[NTG-context] sort-lan.lua nitpicks and sorting

Philipp Gesang pgesang at ix.urz.uni-heidelberg.de
Sun May 2 15:59:53 CEST 2010

Hi again,

1. In sort-lan.lua, line 101 should read «['r'] = "r"», and line 144
«['r'] = 26, -- r».

2. Although I read the disclaimer about said file being “preliminary and
incomplete” -- is there some rationale behind the range of integers for
each language mapping? The mapping for English goes from 1 to 51,
interleaving 2 integers for each letter (which is odd because it should
start from index 3 with “a”, shouldn't it?), while the Czech one goes
from 1 to 40 without skipping, Finnish and Austrian from 1 to 58. 

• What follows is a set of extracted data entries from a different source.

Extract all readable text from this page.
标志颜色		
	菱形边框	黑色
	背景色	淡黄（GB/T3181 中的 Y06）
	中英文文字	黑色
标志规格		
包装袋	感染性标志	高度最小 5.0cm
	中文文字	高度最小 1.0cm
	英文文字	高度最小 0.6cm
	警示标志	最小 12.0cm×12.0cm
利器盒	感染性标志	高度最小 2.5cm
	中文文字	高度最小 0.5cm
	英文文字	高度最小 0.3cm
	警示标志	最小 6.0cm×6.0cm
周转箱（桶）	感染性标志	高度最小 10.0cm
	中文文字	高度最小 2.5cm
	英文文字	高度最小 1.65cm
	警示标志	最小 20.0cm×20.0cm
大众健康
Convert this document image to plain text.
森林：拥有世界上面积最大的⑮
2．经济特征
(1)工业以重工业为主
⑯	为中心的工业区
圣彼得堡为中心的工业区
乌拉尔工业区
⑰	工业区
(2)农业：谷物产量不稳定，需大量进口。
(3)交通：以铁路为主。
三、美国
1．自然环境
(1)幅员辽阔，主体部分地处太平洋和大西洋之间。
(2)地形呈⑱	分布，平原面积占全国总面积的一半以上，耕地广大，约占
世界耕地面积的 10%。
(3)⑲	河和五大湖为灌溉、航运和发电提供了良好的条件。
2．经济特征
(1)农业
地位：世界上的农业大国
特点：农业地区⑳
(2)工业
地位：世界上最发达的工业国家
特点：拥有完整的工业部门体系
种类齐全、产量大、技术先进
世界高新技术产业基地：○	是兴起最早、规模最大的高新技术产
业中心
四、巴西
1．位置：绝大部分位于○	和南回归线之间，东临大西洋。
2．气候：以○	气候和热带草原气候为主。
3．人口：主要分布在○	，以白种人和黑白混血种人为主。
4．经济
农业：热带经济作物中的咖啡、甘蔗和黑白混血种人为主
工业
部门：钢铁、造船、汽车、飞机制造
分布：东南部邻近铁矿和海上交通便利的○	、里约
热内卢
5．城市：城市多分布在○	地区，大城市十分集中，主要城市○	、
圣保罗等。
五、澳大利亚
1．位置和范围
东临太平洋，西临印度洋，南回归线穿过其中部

  What about mapping them onto a larger but common scale that would
alleviate multilingual sorting so that the alphabetical representation
of the phoneme /a/ maps to the same value over different languages?†
  ["a"] = 3, -- in a Latin mapping,
  ["α"] = 3, -- in Greek mapping,
  ["а"] = 3, -- in a Russian mapping.

3. Is it intended that the digraph “ch” resolves (temporarily) to
http://www.fileformat.info/info/unicode/char/ff01/index.htm according to
line 72?

Feel free to state more general opinions on the sorting topic as I am
playing with different ways of sorting my bibliography. I will be glad
about any advice,


†   I know this is impractical for many writing systems and even within
the set of Latin or Greek based alphabets it largely depends on a given
purpose how much precision you need in sorting.